例えば、デハ5001等の車両自体を整理するための番号、1号車等の編成内での位置を示す番号、マト1等の編成自体を整理する番号があります。
小田急においては、車両の番号と号車表示が目立つ存在で、利用していると日常的に目にするものです。

車両の番号は、新宿方から若い番号順で振られ、電動車を0から、制御車や付随車には50からの番号が振られています。
所属する車両が少なかった頃や、連接車のロマンスカーには通し番号が振られていましたが、編成内での位置関係が分かりにくくなってきたためか、2600形からは100の単位で番号を分けることにより、編成内で番号の末尾を揃えるようになりました。



もう一つの番号である号車表示は、車両の番号とは異なり小田原方から振られています。
10両編成のロマンスカーでは、小田原方の先頭車が1号車、新宿方の先頭車が10号車となっており、通勤型車両についても同様です。
例外としては4両を2編成繋いだ8両があり、7号車から10号車が編成内で重複する現象が発生します。

通勤型車両における号車表示は、分割併合が盛んに行われていた時代の案内に役立てられ、現在は忘れ物の捜索等でも活用されています。
利用者の立場では、階段との位置関係を判断したり、空いている車両を把握するために使われているのでしょう。

車両の番号と号車表示はなぜ順番が逆なのか

小田急においては、車両の番号と号車表示が逆になっていますが、なぜこのようなことが発生しているのでしょうか。
この現象はかなり昔からですが、今日に至るまで続いており、理解していないと少々混乱する部分ではありますが、利用者が車両の番号を気にすることはないでしょうから、案内上の問題はないのでしょう。

番号の法則が確立したのは車両の番号が先で、固定編成の考え方が定着する過程において、新宿方を若い番号とするようになりました。
編成が短い頃には、3両や4両だと新宿方の先頭車が奇数、小田原方の先頭車が偶数となりましたが、全電動車方式の2200形が登場するとそのような法則も崩れ始め、やがて編成内で末尾の番号を揃えるようになります。
新宿方を若い番号とした理由は定かではありませんが、そのようにしたという程度のことなのかもしれません。
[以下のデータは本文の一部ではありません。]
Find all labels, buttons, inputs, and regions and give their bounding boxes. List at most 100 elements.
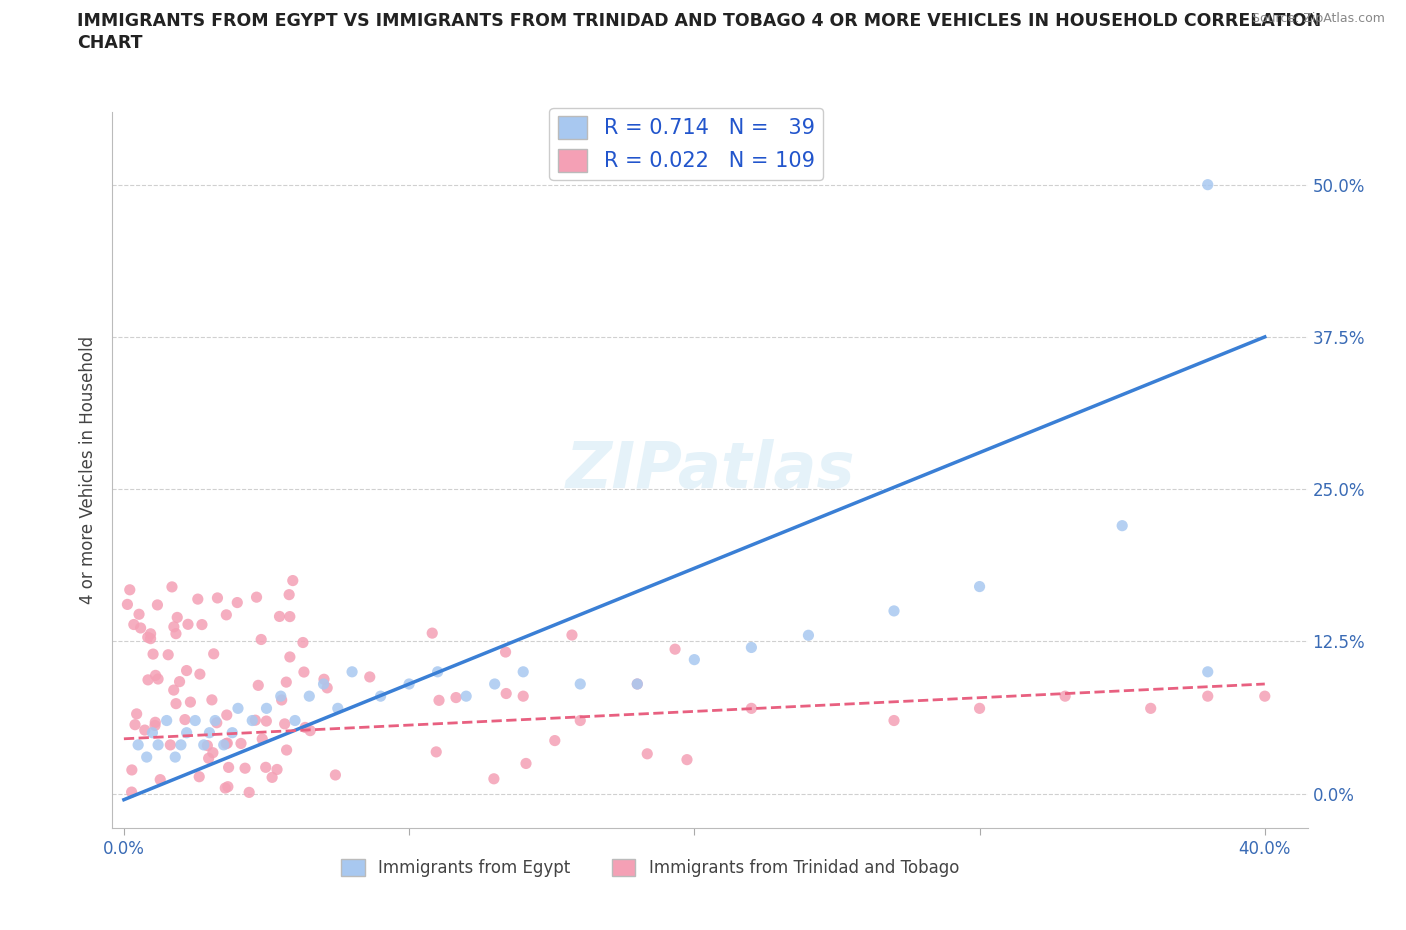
Point: [276, 742, 298, 757]
Point: [740, 640, 762, 655]
Point: [1254, 689, 1277, 704]
Point: [217, 779, 239, 794]
Point: [325, 767, 347, 782]
Point: [143, 718, 166, 733]
Point: [176, 663, 198, 678]
Point: [166, 610, 188, 625]
Point: [664, 642, 686, 657]
Point: [683, 652, 706, 667]
Point: [299, 724, 322, 738]
Point: [198, 725, 221, 740]
Point: [254, 760, 277, 775]
Point: [217, 736, 239, 751]
Point: [515, 756, 537, 771]
Point: [141, 725, 163, 740]
Point: [143, 715, 166, 730]
Point: [1310, 676, 1333, 691]
Point: [139, 631, 162, 646]
Point: [284, 713, 307, 728]
Point: [569, 713, 592, 728]
Point: [215, 708, 238, 723]
Text: Source: ZipAtlas.com: Source: ZipAtlas.com: [1251, 12, 1385, 25]
Point: [676, 752, 699, 767]
Point: [129, 620, 152, 635]
Point: [139, 626, 162, 641]
Point: [135, 750, 157, 764]
Point: [969, 701, 991, 716]
Point: [252, 732, 274, 747]
Legend: Immigrants from Egypt, Immigrants from Trinidad and Tobago: Immigrants from Egypt, Immigrants from T…: [335, 852, 966, 883]
Point: [187, 591, 209, 606]
Point: [636, 747, 658, 762]
Point: [238, 785, 260, 800]
Point: [165, 750, 187, 764]
Point: [121, 785, 143, 800]
Point: [195, 738, 218, 753]
Point: [740, 701, 762, 716]
Point: [281, 573, 304, 588]
Point: [204, 713, 226, 728]
Point: [125, 707, 148, 722]
Point: [312, 671, 335, 686]
Point: [484, 676, 506, 691]
Point: [226, 595, 249, 610]
Point: [240, 713, 263, 728]
Point: [193, 737, 215, 752]
Point: [233, 761, 256, 776]
Point: [298, 689, 321, 704]
Point: [197, 751, 219, 765]
Point: [270, 693, 292, 708]
Point: [340, 664, 363, 679]
Point: [326, 701, 349, 716]
Point: [1197, 664, 1219, 679]
Point: [270, 689, 292, 704]
Point: [312, 676, 335, 691]
Point: [276, 674, 298, 689]
Point: [247, 678, 270, 693]
Point: [121, 763, 143, 777]
Point: [229, 736, 252, 751]
Point: [136, 630, 159, 644]
Point: [201, 693, 224, 708]
Point: [1197, 178, 1219, 193]
Point: [626, 676, 648, 691]
Point: [495, 644, 517, 659]
Point: [149, 772, 172, 787]
Y-axis label: 4 or more Vehicles in Household: 4 or more Vehicles in Household: [79, 336, 97, 604]
Point: [456, 689, 478, 704]
Point: [420, 626, 443, 641]
Point: [1197, 689, 1219, 704]
Point: [128, 607, 150, 622]
Point: [561, 628, 583, 643]
Point: [146, 671, 169, 686]
Point: [136, 672, 159, 687]
Point: [165, 697, 187, 711]
Point: [188, 769, 211, 784]
Point: [495, 686, 517, 701]
Point: [278, 649, 301, 664]
Point: [170, 737, 193, 752]
Point: [245, 590, 267, 604]
Point: [292, 665, 315, 680]
Point: [163, 683, 186, 698]
Point: [177, 617, 200, 631]
Point: [146, 737, 169, 752]
Point: [127, 737, 149, 752]
Point: [134, 723, 156, 737]
Point: [212, 737, 235, 752]
Point: [1054, 689, 1077, 704]
Point: [159, 737, 181, 752]
Point: [266, 762, 288, 777]
Point: [269, 609, 291, 624]
Point: [359, 670, 381, 684]
Point: [179, 695, 201, 710]
Point: [883, 604, 905, 618]
Point: [218, 760, 240, 775]
Point: [201, 745, 224, 760]
Point: [883, 713, 905, 728]
Point: [169, 674, 191, 689]
Point: [425, 744, 447, 759]
Point: [278, 609, 301, 624]
Point: [146, 597, 169, 612]
Point: [544, 733, 567, 748]
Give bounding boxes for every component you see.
号車表示については、特急で号車表示をスタートするにあたり、国鉄の基準に沿うことにしました。
つまり、東京駅を基準とした場合に西側を1号車とするもので、小田急に当てはめると小田原方が1号車となります。
新宿や小田原で国鉄の車両と並んだ場合には、基準が同じなので順番は揃っています。

こうして車両の番号と号車表示が逆の状態が発生し、今日に至るまで続いていることになります。
変えるとしたら車両の番号の順番なのかなとは思いますが、致命的な問題があるわけではないので、そのままとされているのでしょう。

おわりに

法則が確立する過程の中で、順番が逆になってしまった小田急の車両番号と号車表示。
少し分かりにくい面はあるものの、このような部分にも愛着を感じてしまうあたり、自分は小田急ファンなのだなと感じます。